Eyes locked, our hands worked together to strip her naked and she lay there, looking up invitingly towards me. Her sex was trimmed short between her legs and the lips between her legs shaved smooth and soft with a scent of a massage oil I recognized but that seemed far away. It awakened something inside of me, a feeling of want, but also of sad hope, something that could have been but that wasn’t. This was soon overpowered by the overwhelming desire in the room and my face found itself between her spread legs.
The warmth of her soft thighs and scent of her smooth skin, a blend of warm essential oils, sent me over the edge and I plunged into her waiting sex. Her lips were soft and wet against my face after their long walk to get to me and I don’t know how long I stayed there but I could hear her moans and feel her movement against me for a long moment. My hands found her large, soft breasts as I continued to focus on her pleasure which was clearly starting to overflow their normal boundaries…
She was sweet to my taste, the oil she’d applied enveloping me in a sea of soft scents and flavors under my eager tongue. Sooner than I expected she was twisting and turning under my caresses and she cried out with the first oral orgasm we’d ever experienced together.
That was maybe the hardest moment for me. Seeing just how passionate and intense we could be and knowing that we hadn’t lived that before, and we wouldn’t in the future.
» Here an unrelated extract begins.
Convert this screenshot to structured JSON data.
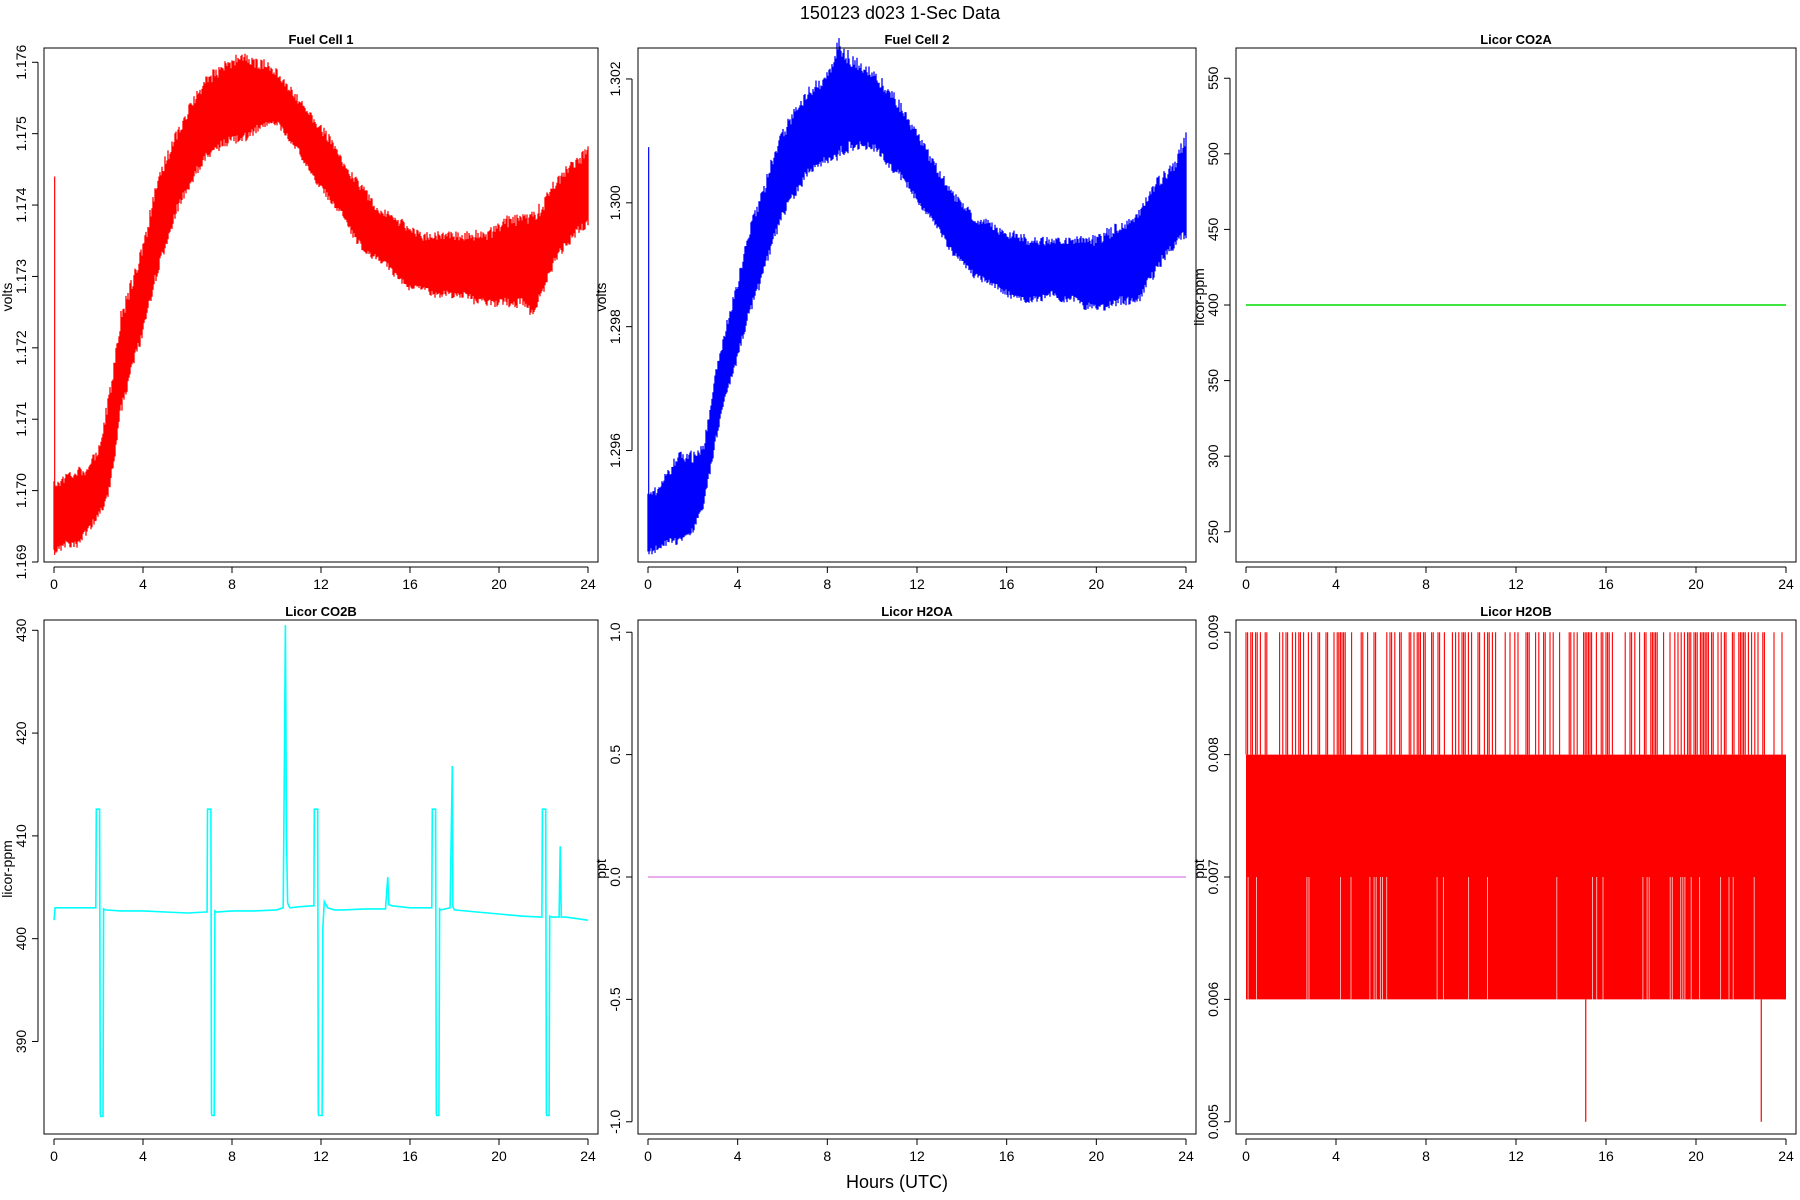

But I pushed these thoughts aside and continued, my tongue sliding between the lips of her sex, pushing her orgasm to its limit, feeling her body tremble and shiver beneath me, her hand behind my head pulling me hard between her legs.
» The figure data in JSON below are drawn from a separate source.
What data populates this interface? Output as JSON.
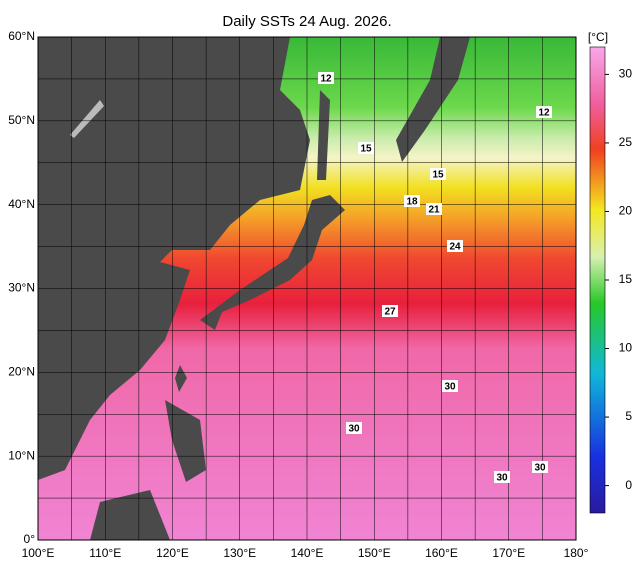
{
  "title": "Daily SSTs 24 Aug. 2026.",
  "lat_labels": [
    "0°",
    "10°N",
    "20°N",
    "30°N",
    "40°N",
    "50°N",
    "60°N"
  ],
  "lon_labels": [
    "100°E",
    "110°E",
    "120°E",
    "130°E",
    "140°E",
    "150°E",
    "160°E",
    "170°E",
    "180°"
  ],
  "colorbar": {
    "unit": "[°C]",
    "lim": [
      -2,
      32
    ],
    "ticks": [
      0,
      5,
      10,
      15,
      20,
      25,
      30
    ]
  },
  "contour_labels": [
    "12",
    "12",
    "15",
    "15",
    "18",
    "21",
    "24",
    "27",
    "30",
    "30",
    "30",
    "30"
  ]
}
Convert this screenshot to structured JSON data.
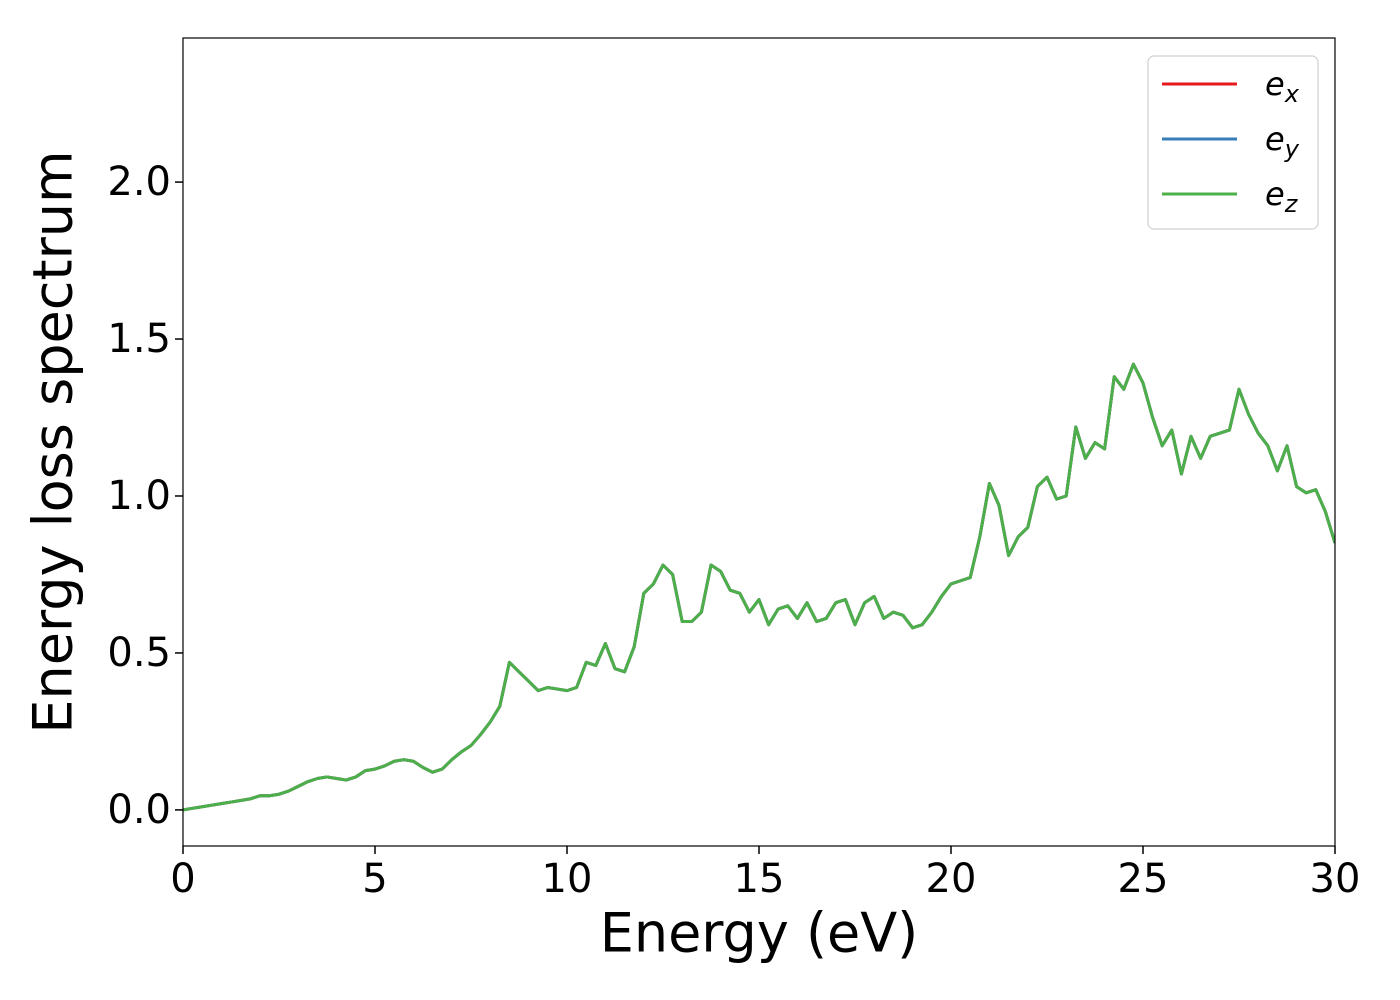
{
  "chart_data": {
    "type": "line",
    "xlabel": "Energy (eV)",
    "ylabel": "Energy loss spectrum",
    "x": [
      0,
      0.25,
      0.5,
      0.75,
      1,
      1.25,
      1.5,
      1.75,
      2,
      2.25,
      2.5,
      2.75,
      3,
      3.25,
      3.5,
      3.75,
      4,
      4.25,
      4.5,
      4.75,
      5,
      5.25,
      5.5,
      5.75,
      6,
      6.25,
      6.5,
      6.75,
      7,
      7.25,
      7.5,
      7.75,
      8,
      8.25,
      8.5,
      8.75,
      9,
      9.25,
      9.5,
      9.75,
      10,
      10.25,
      10.5,
      10.75,
      11,
      11.25,
      11.5,
      11.75,
      12,
      12.25,
      12.5,
      12.75,
      13,
      13.25,
      13.5,
      13.75,
      14,
      14.25,
      14.5,
      14.75,
      15,
      15.25,
      15.5,
      15.75,
      16,
      16.25,
      16.5,
      16.75,
      17,
      17.25,
      17.5,
      17.75,
      18,
      18.25,
      18.5,
      18.75,
      19,
      19.25,
      19.5,
      19.75,
      20,
      20.25,
      20.5,
      20.75,
      21,
      21.25,
      21.5,
      21.75,
      22,
      22.25,
      22.5,
      22.75,
      23,
      23.25,
      23.5,
      23.75,
      24,
      24.25,
      24.5,
      24.75,
      25,
      25.25,
      25.5,
      25.75,
      26,
      26.25,
      26.5,
      26.75,
      27,
      27.25,
      27.5,
      27.75,
      28,
      28.25,
      28.5,
      28.75,
      29,
      29.25,
      29.5,
      29.75,
      30
    ],
    "series": [
      {
        "name": "ex",
        "color": "#e41a1c",
        "values": [
          0,
          0.005,
          0.01,
          0.015,
          0.02,
          0.025,
          0.03,
          0.035,
          0.045,
          0.045,
          0.05,
          0.06,
          0.075,
          0.09,
          0.1,
          0.105,
          0.1,
          0.095,
          0.105,
          0.125,
          0.13,
          0.14,
          0.155,
          0.16,
          0.155,
          0.135,
          0.12,
          0.13,
          0.16,
          0.185,
          0.205,
          0.24,
          0.28,
          0.33,
          0.47,
          0.44,
          0.41,
          0.38,
          0.39,
          0.385,
          0.38,
          0.39,
          0.47,
          0.46,
          0.53,
          0.45,
          0.44,
          0.52,
          0.69,
          0.72,
          0.78,
          0.75,
          0.6,
          0.6,
          0.63,
          0.78,
          0.76,
          0.7,
          0.69,
          0.63,
          0.67,
          0.59,
          0.64,
          0.65,
          0.61,
          0.66,
          0.6,
          0.61,
          0.66,
          0.67,
          0.59,
          0.66,
          0.68,
          0.61,
          0.63,
          0.62,
          0.58,
          0.59,
          0.63,
          0.68,
          0.72,
          0.73,
          0.74,
          0.87,
          1.04,
          0.97,
          0.81,
          0.87,
          0.9,
          1.03,
          1.06,
          0.99,
          1.0,
          1.22,
          1.12,
          1.17,
          1.15,
          1.38,
          1.34,
          1.42,
          1.36,
          1.25,
          1.16,
          1.21,
          1.07,
          1.19,
          1.12,
          1.19,
          1.2,
          1.21,
          1.34,
          1.26,
          1.2,
          1.16,
          1.08,
          1.16,
          1.03,
          1.01,
          1.02,
          0.95,
          0.85
        ]
      },
      {
        "name": "ey",
        "color": "#377eb8",
        "values": [
          0,
          0.005,
          0.01,
          0.015,
          0.02,
          0.025,
          0.03,
          0.035,
          0.045,
          0.045,
          0.05,
          0.06,
          0.075,
          0.09,
          0.1,
          0.105,
          0.1,
          0.095,
          0.105,
          0.125,
          0.13,
          0.14,
          0.155,
          0.16,
          0.155,
          0.135,
          0.12,
          0.13,
          0.16,
          0.185,
          0.205,
          0.24,
          0.28,
          0.33,
          0.47,
          0.44,
          0.41,
          0.38,
          0.39,
          0.385,
          0.38,
          0.39,
          0.47,
          0.46,
          0.53,
          0.45,
          0.44,
          0.52,
          0.69,
          0.72,
          0.78,
          0.75,
          0.6,
          0.6,
          0.63,
          0.78,
          0.76,
          0.7,
          0.69,
          0.63,
          0.67,
          0.59,
          0.64,
          0.65,
          0.61,
          0.66,
          0.6,
          0.61,
          0.66,
          0.67,
          0.59,
          0.66,
          0.68,
          0.61,
          0.63,
          0.62,
          0.58,
          0.59,
          0.63,
          0.68,
          0.72,
          0.73,
          0.74,
          0.87,
          1.04,
          0.97,
          0.81,
          0.87,
          0.9,
          1.03,
          1.06,
          0.99,
          1.0,
          1.22,
          1.12,
          1.17,
          1.15,
          1.38,
          1.34,
          1.42,
          1.36,
          1.25,
          1.16,
          1.21,
          1.07,
          1.19,
          1.12,
          1.19,
          1.2,
          1.21,
          1.34,
          1.26,
          1.2,
          1.16,
          1.08,
          1.16,
          1.03,
          1.01,
          1.02,
          0.95,
          0.85
        ]
      },
      {
        "name": "ez",
        "color": "#4daf4a",
        "values": [
          0,
          0.005,
          0.01,
          0.015,
          0.02,
          0.025,
          0.03,
          0.035,
          0.045,
          0.045,
          0.05,
          0.06,
          0.075,
          0.09,
          0.1,
          0.105,
          0.1,
          0.095,
          0.105,
          0.125,
          0.13,
          0.14,
          0.155,
          0.16,
          0.155,
          0.135,
          0.12,
          0.13,
          0.16,
          0.185,
          0.205,
          0.24,
          0.28,
          0.33,
          0.47,
          0.44,
          0.41,
          0.38,
          0.39,
          0.385,
          0.38,
          0.39,
          0.47,
          0.46,
          0.53,
          0.45,
          0.44,
          0.52,
          0.69,
          0.72,
          0.78,
          0.75,
          0.6,
          0.6,
          0.63,
          0.78,
          0.76,
          0.7,
          0.69,
          0.63,
          0.67,
          0.59,
          0.64,
          0.65,
          0.61,
          0.66,
          0.6,
          0.61,
          0.66,
          0.67,
          0.59,
          0.66,
          0.68,
          0.61,
          0.63,
          0.62,
          0.58,
          0.59,
          0.63,
          0.68,
          0.72,
          0.73,
          0.74,
          0.87,
          1.04,
          0.97,
          0.81,
          0.87,
          0.9,
          1.03,
          1.06,
          0.99,
          1.0,
          1.22,
          1.12,
          1.17,
          1.15,
          1.38,
          1.34,
          1.42,
          1.36,
          1.25,
          1.16,
          1.21,
          1.07,
          1.19,
          1.12,
          1.19,
          1.2,
          1.21,
          1.34,
          1.26,
          1.2,
          1.16,
          1.08,
          1.16,
          1.03,
          1.01,
          1.02,
          0.95,
          0.85
        ]
      }
    ],
    "xlim": [
      0,
      30
    ],
    "xticks": [
      0,
      5,
      10,
      15,
      20,
      25,
      30
    ],
    "ylim": [
      -0.115,
      2.459
    ],
    "yticks": [
      {
        "value": 0,
        "label": "0.0"
      },
      {
        "value": 0.5,
        "label": "0.5"
      },
      {
        "value": 1,
        "label": "1.0"
      },
      {
        "value": 1.5,
        "label": "1.5"
      },
      {
        "value": 2,
        "label": "2.0"
      }
    ],
    "grid": false,
    "legend": "upper right"
  }
}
As her contractions subsided and her body relaxed, her eyes, which had been clenched closed, opened and focused on mine again. They guided me up away from her sex and her hands found mine, already full and semi-hard after having felt her enjoy her moment.
It didn’t take much, just a few strokes of her fingers around my balls and a strong grip on my length and everything was quickly as firm and rigid as if we’d just started making out moments before.
She’d shyly given me oral before, but nothing more than a few seconds before turning away. This time was different. Her hands were hesitant but firm against me and they gained in confidence as she felt my body react to her touches. It wasn’t long before I felt her lips explore around the tip of my erection and my length enter her mouth.
Maybe it was the passion, maybe it was the “why the hell have I been waiting for so long,” but whatever it was, my desire suddenly found its way into her grasp like it never had before. I was already turned on by surprisingly having made her cum from my caresses and kisses and so it didn’t take me long to follow.
With her movements consistent and without hesitation, taking my erection in and out of her mouth, I didn’t even need to try to find the inspiration to ride the wave of pleasure that I suddenly did. All the muscles in my body suddenly contracted at once under her attention and I came long and hard without any barrier to stop it. She didn’t stop for a second, her mouth being filled with my release for the first time since we’d met, and yet like she wanted nothing more.
After my shudders had subsided, she pulled back and I felt that last electric jolt as my penis left her lips. Her eyes locked with mine, she swallowed and then smiled.
I’d never asked her for that, didn’t even know if I wanted that. But in the moment it was just perfect.
With work early the next day she couldn’t stay for more, but we laughed lightly and got dressed, both surprised at the intensity of what we’d just lived, and what we could have enjoyed all those years.
Sadly, but all for the best, it was the last moment we spent together. Even with the wrong person, it remains one of my most pleasurable memories.